Eventually, though, the Army began to wear on her. When she thought about what she would pursue after her military career, she remembered that the broker who sold her her first home said she had the right personality to be a real estate agent. She started working part-time as an agent in 2017 while still in the Army and soon was making enough from her side gig to feel comfortable turning it into a full-time career.

Rosado retired from the military in 2019 after facing sexual assault and suffering from post-traumatic stress disorder. That same year, she opened Allure Realty and began recruiting agents from around the Tampa Bay area.

"I didn't know what the hell I was doing," she jokes. "But I knew I wanted to be my own boss."

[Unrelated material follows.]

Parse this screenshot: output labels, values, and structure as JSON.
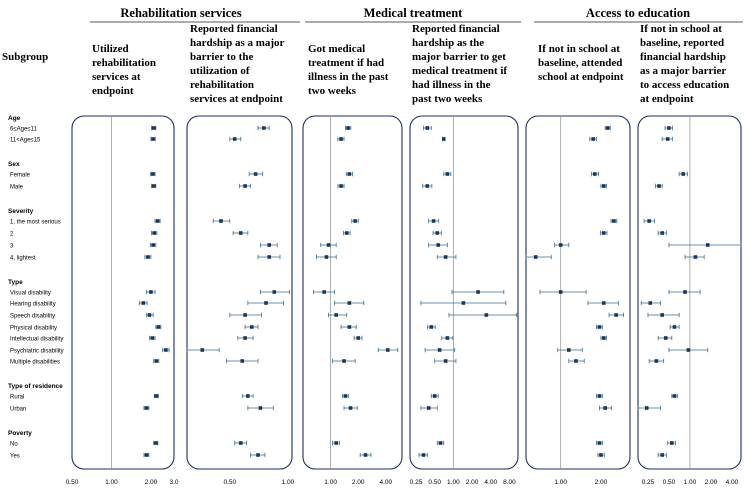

There have been some growing pains over the past two years. Rosado says the biggest lesson she's learned is that she can't do everything on her own: Hiring an accountant to "make sure the money is right" is one of the best decisions she's made as a business owner, she says.

Still, the move has paid off. The brokerage has proved successful enough that she has expanded to Miami and soon Charlotte, North Carolina. As she awaits the premiere of her show and reflects on the life she's built for herself and her children, she says she "never thought in a million years that this would happen."

"I'm just blessed. I had to sacrifice a lot, I lost a lot of time," she says. "But the end goal is what I was aiming for: Making sure they had the best life."